廊下で見かけたとき、寺井玲子はまだ生きていた。
 五年生の全教室が帰りの会を終えていた。行き交う生徒のなかを、裾の長い菫色のワンピースが近づいてきた。
 他人なんだ。意識しないよう自分にいい聞かせた。図に乗って家庭の事情を打ち明けたあとだった。だからすれ違いざま、短く囁かれたのも幻覚かと思った。
「体育館の裏。話があるから」
 学校で話しかけられたのは初めてだった。
 階段掃除を終えるや、教室へ駆け戻った。舌足らずな甲高い声が話しかけてきた。晴彦だ。ついてくるなと釘を刺し、鞄を引っ掴む。薄暗く人けのない場所へ急いだ。
 話は結局、聞けずじまいだった。掃除なんかサボればよかった。銀杏いちょうの樹の下には、枯葉と腐った実が敷きつめられていた。呼び出した当人はそこで心臓を干していた。色白な肌はさらに蒼白かった。育ちかけた胸には小刀が突き立てられていた。
 突き立てられていたのは、ほかにもあった。中指だ。
 丸い革靴を履いた両足が、血の海に投げ出されている。長い黒髪、カーディガンをはおった華奢な肩……。扇形の枯葉が、長身へ舞い降っていた。まるで人形みたいに見えた。
 お嬢はそのようにして全世界を挑発していた。

 図書館で初めてお嬢を見たのは、夏休みだった。そのときも彼女は長袖ブラウスだったように思う。
 ことさら暑い年で、極地の氷が溶けたと報じられた。東欧や中国では洪水。ボンベイやニューヨークでは、熱中症で大勢死んだ。通学路にある老夫婦の家のゴンは、脳がすっかりやられた。学校が始まるころには、眠ってない限りずっと吠えるようになった。彼は二年と七ヵ月吠えつづけ、疲れきって死んだ。
 アスファルトは砂ぼこりを乾煎りしていた。傘立てには開館以来、なぜか骨だけの傘が差したままだった。自動ドアを二つくぐると、冷気が心地よかった。
 教団の眼を盗んで図書館へ通うのが、唯一の楽しみだった。宿題もここでした。夏は涼み、冬はぬくんだ。うちで冷暖房の恩恵にあずかれるのは、父と幹部らだけだった。板張りの道場は夏は蒸し暑く、冬は凍える。そこで一般信者らは、裸足と薄っぺらな白服一枚で通さねばならなかった。

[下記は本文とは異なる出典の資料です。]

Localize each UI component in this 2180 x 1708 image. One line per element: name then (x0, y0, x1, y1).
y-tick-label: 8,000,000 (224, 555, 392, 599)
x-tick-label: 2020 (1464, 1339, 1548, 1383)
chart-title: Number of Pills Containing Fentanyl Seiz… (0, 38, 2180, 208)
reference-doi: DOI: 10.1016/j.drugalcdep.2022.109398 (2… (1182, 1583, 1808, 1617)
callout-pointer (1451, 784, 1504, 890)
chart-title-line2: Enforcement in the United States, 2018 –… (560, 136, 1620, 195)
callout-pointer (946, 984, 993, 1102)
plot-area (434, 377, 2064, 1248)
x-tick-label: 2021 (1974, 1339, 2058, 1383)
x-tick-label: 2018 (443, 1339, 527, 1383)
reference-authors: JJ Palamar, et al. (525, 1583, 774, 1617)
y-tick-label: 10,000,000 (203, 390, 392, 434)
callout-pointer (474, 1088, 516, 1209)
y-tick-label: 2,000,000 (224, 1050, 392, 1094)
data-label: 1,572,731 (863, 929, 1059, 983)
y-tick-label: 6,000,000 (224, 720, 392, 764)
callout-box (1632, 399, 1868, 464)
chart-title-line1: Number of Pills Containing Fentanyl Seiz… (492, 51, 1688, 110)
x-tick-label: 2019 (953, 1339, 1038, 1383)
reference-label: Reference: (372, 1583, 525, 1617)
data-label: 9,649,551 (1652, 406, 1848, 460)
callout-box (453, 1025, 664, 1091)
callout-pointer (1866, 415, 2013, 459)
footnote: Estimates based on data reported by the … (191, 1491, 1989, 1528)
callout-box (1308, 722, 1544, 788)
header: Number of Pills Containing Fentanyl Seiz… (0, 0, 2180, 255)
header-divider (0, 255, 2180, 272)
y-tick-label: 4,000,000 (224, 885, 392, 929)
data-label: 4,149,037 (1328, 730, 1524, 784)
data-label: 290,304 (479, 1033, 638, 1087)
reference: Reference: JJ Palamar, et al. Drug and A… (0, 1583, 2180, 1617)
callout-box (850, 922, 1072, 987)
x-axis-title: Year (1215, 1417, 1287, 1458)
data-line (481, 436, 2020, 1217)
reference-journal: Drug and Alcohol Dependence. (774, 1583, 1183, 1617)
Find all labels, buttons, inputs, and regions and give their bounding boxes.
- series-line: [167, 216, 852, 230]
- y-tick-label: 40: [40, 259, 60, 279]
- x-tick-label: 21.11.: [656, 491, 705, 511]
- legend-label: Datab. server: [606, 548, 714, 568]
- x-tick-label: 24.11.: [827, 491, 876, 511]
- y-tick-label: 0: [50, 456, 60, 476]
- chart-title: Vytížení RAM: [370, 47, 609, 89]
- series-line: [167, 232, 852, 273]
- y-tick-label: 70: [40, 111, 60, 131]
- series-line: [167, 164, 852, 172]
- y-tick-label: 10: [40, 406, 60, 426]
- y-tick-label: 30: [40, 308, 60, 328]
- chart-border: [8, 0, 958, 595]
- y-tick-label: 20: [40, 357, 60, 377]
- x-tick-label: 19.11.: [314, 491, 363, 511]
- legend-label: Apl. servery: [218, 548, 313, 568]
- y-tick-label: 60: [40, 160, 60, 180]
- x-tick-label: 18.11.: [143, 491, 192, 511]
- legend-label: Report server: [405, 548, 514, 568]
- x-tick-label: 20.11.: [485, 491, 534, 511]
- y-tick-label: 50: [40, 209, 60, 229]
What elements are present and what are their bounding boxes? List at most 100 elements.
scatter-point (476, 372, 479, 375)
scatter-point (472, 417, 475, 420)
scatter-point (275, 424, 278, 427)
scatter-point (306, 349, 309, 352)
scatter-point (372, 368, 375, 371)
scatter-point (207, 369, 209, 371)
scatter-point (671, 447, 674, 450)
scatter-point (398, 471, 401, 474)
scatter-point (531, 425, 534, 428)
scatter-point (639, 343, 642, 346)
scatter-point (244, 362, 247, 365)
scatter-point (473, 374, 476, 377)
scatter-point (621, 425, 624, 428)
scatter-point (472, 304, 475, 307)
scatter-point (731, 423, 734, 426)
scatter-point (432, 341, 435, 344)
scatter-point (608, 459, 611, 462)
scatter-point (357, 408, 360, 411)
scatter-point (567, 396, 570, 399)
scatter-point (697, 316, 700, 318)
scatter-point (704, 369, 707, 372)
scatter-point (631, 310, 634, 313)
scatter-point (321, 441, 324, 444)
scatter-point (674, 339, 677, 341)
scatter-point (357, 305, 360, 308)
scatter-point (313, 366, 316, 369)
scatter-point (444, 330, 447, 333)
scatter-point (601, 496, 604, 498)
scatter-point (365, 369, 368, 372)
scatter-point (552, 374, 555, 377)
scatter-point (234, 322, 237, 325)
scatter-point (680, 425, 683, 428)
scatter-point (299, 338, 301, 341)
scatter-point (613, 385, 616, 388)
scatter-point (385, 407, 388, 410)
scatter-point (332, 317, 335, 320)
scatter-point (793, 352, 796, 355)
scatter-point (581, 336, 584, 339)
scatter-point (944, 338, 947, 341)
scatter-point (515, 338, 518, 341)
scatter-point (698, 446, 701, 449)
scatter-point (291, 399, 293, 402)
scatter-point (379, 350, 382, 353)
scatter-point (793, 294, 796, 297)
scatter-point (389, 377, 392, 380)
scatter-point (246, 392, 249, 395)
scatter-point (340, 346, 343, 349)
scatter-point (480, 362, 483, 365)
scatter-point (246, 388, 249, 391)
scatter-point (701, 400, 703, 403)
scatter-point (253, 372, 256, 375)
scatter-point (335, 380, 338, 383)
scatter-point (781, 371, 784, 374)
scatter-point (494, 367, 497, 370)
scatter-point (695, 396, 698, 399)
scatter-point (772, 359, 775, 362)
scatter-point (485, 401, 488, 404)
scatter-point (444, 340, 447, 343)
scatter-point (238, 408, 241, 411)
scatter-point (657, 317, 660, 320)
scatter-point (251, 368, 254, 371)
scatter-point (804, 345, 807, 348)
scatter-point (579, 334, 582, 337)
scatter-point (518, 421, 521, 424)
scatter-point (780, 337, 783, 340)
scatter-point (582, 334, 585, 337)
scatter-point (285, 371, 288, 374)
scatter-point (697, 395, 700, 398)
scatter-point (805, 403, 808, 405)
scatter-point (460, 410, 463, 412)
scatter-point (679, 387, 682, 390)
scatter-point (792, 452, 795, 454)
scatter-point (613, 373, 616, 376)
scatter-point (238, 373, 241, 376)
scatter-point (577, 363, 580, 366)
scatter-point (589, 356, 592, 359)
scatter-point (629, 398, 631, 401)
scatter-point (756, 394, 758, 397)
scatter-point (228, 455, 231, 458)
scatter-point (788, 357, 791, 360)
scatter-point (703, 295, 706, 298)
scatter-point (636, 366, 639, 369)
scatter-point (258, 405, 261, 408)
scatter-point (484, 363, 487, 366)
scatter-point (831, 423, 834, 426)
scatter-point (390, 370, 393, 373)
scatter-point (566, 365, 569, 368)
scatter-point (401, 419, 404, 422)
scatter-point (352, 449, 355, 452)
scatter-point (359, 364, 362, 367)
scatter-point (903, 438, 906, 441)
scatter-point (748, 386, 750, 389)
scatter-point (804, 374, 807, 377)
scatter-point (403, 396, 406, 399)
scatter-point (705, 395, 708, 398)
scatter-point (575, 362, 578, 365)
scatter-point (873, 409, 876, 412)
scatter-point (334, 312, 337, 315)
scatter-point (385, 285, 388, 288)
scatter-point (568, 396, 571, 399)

 その日も夜のお勤めに備え、息抜きに訪れた。新着棚から児童書コーナーへ。一般書を経て、入口そばの雑誌を読むのがいつものコースだった。一巡したところで気づいた。窓際のソファーで読書雑誌の頁をめくる姿に。
 それまで図書館で同級生を見たことはなかった。テライ食品創業者の孫、現社長のご令嬢。五年二組、いや校内でもいちばんの美少女と噂される彼女が、夏休みに近所で暇を潰すとは。
 晴彦もそのときはいなかったが、僕は身のほどをわきまえていた。年中誰かのお下がりを着ている。公家みたいに眉が薄い。捜し物の天才との評判で、辛うじてイジメを免れている。そんな子供だった。お嬢に声をかける代わりに、地下のAV資料コーナーでキートンの喜劇を観た。彼はまるで死のうとしてるみたいだった。一階へ戻ると、彼女はもういなくなっていた。
 その夏のあいだ、何度かお嬢を見かけた。たいてい日本文学か評論のコーナーで、重そうな装丁の本を読んでいた。新書判の現代詩全集のときもあった。僕には別世界の住人だった。
 晴彦は貧弱な体格だった。僕より背が低く、眼鏡をかけていた。聞きとりにくいキンキン声でしゃべった。いつも自信なさげで臆病。たまにキレるという噂があった。他人にはわからない理由で急に暴れだし、手がつけられなくなる。この前年、中山仁美の縦笛を盗んだのがこいつだ。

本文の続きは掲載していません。